Virgin Galactic's future hinges on its ability to successfully develop and scale its commercial space fleet, as well as convince customers that paying $450,000 for a ticket aboard its three-day space experience is worth it.
Over the past few years, Virgin Galactic has been busy testing its fleet and preparing it to safely transport customers. Building a space company in an unproven industry is no easy feat, so it's understandable that it is taking a while to get the company's business off the ground. After all, its biggest risk is a fatal crash. Safety has been and should continue to be a bigger priority than accelerating financial performance.
The countdown to commercial service made a good amount of progress this year, as Virgin Galactic completed a few key tests, gained Federal Aviation Administration (FAA) approval for passenger space flights in June, and launched a successful flight with founder Richard Branson on board in July. That's the good news.
The bad news is that Branson and other high-profile insiders like Chamath Palihapitiya have sold stock throughout the year, with Branson recently selling another large chunk of stock. When sizable shareholders sell, it dissuades retail investors from owning the company. Additionally, Virgin Galactic has suffered a few key analyst downgrades as the company's path to meaningful revenue is still years away.
Add it all up, and you have what could be a potentially explosive industry with a vastly unproven business model and timetable. Shares of Virgin Galactic have taken a significant nosedive over the last month, which could make it a worthwhile growth stock to buy for investors who are willing to let the investment thesis play out.
A new look at e-mobility
Scott Levine (Niu Technologies): It's no secret that electric vehicle stocks have become the darlings of investors who are on the lookout for growth stocks; however, it's not only electric-powered coupes and sedans, trucks, and delivery vans that warrant attention. Niu Technologies, a manufacturer of electric scooters, also deserves a place on growth investors' radars.
Increasing revenue by 565% over the past five years, Niu has proven that there's strong e-scooter demand in the market. While Americans are not accustomed to seeing scooters zipping around cities or their hometowns, most travelers are familiar with how prevalent a sight it is to see scooters in traffic throughout large European and Asian cities.
And that sight may also be more common in the U.S. in the coming years. With the onset of the pandemic, bicycle sales have soared over the past year. Thus, it's reasonable to suspect that e-scooter sales may also rise in the U.S. as people seek environmentally friendly options for getting around. During its Q2 2021 earnings report, in fact, Niu reported that it recently launched the presale for the KQi3 for Europe and the U.S. on Indiegogo. The project was fully funded in five minutes. In the three weeks since the project launched, Niu has raised more than $1 million in revenue.

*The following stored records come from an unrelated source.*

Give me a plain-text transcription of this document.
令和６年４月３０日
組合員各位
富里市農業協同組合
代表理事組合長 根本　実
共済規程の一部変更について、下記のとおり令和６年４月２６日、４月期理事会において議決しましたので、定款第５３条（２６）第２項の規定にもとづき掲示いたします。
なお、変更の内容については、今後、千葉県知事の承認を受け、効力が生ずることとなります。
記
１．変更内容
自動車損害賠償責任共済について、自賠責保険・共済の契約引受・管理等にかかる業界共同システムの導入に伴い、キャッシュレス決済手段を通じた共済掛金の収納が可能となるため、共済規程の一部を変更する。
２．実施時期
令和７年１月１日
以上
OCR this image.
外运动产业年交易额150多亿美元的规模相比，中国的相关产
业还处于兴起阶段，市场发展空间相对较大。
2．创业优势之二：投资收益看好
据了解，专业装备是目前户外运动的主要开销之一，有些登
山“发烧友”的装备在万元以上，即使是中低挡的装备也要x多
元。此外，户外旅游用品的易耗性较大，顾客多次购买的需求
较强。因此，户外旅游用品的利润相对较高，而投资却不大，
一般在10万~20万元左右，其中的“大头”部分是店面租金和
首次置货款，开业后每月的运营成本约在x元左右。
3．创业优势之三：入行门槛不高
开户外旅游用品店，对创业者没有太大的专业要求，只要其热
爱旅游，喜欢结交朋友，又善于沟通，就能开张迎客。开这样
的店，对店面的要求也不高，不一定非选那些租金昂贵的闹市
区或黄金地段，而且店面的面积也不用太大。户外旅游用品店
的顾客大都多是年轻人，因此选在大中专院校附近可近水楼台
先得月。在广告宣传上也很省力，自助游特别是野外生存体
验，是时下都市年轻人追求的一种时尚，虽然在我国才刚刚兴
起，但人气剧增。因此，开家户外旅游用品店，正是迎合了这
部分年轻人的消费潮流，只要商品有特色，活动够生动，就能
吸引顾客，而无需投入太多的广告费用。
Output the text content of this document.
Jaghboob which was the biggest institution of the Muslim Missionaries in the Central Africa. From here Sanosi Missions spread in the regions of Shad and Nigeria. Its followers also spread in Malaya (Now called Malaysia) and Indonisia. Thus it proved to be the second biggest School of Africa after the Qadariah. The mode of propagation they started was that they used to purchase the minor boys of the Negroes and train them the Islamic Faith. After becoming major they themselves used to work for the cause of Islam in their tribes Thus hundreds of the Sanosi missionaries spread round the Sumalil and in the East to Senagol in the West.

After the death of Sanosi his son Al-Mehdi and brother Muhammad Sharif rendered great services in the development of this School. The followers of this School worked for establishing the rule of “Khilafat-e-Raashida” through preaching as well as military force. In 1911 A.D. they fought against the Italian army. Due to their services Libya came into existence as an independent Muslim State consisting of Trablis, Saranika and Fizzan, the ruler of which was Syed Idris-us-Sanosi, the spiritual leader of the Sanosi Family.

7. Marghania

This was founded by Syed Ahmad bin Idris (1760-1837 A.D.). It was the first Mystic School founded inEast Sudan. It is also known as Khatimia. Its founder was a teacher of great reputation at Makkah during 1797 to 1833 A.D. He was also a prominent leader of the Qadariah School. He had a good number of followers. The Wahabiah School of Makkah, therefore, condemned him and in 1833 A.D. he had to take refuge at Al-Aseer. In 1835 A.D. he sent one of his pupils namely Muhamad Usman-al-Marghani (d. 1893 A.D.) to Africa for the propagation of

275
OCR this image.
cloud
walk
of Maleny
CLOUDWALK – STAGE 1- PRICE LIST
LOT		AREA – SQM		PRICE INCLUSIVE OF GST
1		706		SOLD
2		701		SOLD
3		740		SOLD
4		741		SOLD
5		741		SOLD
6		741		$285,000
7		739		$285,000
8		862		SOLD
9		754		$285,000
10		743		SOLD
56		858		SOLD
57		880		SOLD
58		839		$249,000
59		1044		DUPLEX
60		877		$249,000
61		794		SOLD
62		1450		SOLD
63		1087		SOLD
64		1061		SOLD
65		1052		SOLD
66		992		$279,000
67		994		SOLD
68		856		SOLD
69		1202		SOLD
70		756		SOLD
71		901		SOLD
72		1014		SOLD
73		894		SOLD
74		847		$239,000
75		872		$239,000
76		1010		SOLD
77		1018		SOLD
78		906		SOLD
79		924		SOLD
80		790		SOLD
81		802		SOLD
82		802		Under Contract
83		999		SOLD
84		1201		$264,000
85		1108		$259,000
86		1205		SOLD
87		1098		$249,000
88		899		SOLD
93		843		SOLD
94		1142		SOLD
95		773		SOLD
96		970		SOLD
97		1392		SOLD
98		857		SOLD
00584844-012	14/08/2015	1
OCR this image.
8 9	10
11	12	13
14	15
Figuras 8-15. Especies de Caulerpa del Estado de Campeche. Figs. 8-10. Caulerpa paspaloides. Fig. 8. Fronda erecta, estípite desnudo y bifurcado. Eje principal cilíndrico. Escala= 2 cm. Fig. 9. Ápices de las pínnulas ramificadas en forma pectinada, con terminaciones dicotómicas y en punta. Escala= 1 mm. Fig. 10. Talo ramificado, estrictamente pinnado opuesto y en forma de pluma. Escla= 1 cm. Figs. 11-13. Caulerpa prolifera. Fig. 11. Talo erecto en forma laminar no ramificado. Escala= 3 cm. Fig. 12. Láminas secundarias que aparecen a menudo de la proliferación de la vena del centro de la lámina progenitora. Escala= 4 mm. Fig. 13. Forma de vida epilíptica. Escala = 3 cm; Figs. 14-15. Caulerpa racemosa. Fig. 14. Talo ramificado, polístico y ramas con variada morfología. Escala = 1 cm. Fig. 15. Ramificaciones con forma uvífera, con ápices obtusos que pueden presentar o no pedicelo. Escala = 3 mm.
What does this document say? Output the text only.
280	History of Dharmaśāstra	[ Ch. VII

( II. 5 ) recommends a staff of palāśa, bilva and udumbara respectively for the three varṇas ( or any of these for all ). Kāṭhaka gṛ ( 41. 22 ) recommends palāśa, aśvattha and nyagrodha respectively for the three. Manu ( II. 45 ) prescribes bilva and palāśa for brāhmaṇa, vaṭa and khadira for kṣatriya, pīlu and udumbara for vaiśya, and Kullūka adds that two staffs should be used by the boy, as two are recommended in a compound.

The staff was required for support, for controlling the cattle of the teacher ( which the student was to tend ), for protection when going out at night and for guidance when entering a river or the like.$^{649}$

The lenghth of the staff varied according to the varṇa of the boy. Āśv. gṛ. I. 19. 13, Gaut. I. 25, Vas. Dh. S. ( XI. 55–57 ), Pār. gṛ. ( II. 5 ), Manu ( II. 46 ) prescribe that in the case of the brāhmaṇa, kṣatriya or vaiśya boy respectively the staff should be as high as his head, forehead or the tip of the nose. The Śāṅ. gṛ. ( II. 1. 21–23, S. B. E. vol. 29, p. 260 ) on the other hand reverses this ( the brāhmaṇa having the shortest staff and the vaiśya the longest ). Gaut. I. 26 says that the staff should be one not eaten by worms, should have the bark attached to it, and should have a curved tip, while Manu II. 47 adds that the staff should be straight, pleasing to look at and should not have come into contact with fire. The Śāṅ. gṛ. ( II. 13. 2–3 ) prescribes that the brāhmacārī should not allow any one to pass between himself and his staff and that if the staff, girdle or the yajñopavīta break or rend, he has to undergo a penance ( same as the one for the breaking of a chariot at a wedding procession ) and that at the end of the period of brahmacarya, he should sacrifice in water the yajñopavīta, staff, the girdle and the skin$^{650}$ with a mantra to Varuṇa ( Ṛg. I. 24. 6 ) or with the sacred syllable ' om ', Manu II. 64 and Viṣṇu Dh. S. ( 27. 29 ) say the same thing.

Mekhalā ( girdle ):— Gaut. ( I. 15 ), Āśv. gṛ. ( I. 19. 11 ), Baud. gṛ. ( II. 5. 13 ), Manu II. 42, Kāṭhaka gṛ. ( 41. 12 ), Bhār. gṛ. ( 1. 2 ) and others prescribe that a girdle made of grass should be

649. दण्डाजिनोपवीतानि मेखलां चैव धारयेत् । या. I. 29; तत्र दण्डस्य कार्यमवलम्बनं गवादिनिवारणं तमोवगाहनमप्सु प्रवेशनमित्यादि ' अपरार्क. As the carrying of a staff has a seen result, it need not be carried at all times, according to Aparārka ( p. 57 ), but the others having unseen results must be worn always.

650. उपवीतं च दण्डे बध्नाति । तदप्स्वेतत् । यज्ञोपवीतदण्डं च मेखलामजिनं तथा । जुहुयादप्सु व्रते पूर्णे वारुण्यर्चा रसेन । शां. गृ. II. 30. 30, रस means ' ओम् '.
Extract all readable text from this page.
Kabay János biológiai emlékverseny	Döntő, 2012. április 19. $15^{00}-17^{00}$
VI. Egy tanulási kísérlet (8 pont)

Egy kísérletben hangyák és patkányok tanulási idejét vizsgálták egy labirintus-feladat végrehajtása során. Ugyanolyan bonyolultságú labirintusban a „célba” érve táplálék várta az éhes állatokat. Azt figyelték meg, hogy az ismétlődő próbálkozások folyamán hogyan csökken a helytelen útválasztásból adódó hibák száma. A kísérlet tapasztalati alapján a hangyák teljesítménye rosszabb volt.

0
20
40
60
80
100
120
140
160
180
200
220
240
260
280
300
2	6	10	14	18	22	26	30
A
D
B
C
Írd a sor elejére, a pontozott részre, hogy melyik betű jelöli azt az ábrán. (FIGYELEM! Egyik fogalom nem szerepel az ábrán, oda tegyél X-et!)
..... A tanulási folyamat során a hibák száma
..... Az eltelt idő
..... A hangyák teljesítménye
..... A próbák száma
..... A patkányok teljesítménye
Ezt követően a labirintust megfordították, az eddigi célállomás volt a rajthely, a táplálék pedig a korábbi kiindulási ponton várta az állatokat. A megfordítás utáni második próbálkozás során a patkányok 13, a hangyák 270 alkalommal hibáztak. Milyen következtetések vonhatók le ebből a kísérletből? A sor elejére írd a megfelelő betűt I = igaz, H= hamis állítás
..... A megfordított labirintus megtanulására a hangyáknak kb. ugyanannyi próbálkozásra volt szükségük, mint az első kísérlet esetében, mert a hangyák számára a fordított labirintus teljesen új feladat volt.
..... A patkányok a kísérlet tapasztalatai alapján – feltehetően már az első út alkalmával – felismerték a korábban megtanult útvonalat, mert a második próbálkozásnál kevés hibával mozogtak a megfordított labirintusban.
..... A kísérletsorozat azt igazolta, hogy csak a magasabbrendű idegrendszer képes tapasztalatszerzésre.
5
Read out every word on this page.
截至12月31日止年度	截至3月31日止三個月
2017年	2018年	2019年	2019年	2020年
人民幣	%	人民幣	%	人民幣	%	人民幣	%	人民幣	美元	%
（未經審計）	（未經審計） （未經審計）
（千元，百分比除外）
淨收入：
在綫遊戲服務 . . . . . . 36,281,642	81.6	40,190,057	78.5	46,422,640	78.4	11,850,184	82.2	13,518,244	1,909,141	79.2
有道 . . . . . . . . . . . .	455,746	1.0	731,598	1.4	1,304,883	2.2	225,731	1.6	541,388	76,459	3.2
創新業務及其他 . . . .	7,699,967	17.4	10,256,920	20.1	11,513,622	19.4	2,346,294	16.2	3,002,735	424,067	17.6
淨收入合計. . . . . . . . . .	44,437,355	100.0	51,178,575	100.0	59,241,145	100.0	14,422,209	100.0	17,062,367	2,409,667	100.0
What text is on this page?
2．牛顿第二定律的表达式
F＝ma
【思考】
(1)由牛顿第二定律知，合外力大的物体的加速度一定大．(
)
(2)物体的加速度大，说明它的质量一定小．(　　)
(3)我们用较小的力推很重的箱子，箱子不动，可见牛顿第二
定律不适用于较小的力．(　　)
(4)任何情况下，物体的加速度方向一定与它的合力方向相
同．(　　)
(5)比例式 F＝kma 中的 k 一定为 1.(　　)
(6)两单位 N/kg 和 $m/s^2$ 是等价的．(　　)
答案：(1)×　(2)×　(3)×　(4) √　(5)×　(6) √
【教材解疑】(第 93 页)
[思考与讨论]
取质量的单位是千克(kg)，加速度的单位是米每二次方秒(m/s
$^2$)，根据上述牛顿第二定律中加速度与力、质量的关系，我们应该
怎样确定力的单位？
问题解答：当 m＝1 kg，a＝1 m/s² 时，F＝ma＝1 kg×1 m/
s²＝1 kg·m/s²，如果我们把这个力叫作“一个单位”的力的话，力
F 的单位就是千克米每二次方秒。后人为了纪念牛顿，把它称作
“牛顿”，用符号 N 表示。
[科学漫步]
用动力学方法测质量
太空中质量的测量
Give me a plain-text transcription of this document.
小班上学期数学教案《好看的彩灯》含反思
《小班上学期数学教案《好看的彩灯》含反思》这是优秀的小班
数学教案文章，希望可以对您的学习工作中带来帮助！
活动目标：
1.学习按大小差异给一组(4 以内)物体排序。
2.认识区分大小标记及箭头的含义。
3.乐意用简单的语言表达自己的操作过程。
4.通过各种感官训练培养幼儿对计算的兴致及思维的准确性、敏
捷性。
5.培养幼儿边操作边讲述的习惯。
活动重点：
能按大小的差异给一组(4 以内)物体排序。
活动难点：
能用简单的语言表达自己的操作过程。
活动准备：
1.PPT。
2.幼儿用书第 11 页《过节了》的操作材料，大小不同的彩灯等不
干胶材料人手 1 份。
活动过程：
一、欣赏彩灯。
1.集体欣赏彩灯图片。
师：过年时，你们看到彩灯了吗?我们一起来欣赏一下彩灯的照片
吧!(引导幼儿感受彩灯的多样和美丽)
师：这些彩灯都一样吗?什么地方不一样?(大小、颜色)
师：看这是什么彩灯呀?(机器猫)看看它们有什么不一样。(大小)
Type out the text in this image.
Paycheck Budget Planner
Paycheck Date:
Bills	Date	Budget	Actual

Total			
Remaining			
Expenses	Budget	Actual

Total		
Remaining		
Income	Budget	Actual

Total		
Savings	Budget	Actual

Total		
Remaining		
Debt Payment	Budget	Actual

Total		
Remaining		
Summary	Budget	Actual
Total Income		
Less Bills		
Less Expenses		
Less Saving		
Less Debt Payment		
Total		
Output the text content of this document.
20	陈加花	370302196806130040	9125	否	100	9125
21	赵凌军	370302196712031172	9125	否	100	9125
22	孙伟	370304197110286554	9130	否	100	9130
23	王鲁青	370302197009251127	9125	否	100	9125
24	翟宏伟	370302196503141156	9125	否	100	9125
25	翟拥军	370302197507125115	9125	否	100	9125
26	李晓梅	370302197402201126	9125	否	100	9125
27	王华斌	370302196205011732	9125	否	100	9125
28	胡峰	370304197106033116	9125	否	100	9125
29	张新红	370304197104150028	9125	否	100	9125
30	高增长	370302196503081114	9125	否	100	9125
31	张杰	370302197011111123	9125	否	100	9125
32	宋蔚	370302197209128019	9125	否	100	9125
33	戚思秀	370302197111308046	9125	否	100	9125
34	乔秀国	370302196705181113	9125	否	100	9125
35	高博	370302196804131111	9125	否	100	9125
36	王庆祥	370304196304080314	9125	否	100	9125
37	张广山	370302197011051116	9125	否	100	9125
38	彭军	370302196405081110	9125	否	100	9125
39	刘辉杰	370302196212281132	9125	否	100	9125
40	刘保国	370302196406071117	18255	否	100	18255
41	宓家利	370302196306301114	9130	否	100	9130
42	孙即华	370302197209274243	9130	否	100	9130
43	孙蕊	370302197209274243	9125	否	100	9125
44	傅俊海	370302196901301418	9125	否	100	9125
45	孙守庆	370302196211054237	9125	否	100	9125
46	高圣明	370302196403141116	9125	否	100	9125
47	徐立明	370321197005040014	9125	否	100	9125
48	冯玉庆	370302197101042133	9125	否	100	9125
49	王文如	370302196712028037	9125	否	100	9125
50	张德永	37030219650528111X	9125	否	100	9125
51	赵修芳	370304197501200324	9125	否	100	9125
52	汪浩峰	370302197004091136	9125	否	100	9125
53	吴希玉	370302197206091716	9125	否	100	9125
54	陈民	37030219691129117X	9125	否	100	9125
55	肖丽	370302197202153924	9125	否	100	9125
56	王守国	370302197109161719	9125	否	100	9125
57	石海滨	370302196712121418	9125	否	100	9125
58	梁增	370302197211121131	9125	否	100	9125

It's not only in the U.S. where Niu is hitting the gas. In the second quarter, the company opened 450 stores in China, bringing its total number of franchised stores in the country to 2,366, while it also added 40 distributors to its international sales network, which now spans 48 countries.
Over the past month, shares have tumbled more than 10%, making the stock more attractive to investors on the prowl for a discount. Currently, shares are valued at 29.3 times operating cash flow, a discount to its 2020 cash flow multiple of 79.8. And that's not the only perspective from which the stock looks like a bargain; shares are trading at about 32 times forward earnings, lower than the 35 times forward earnings multiple that the stock had on June 30.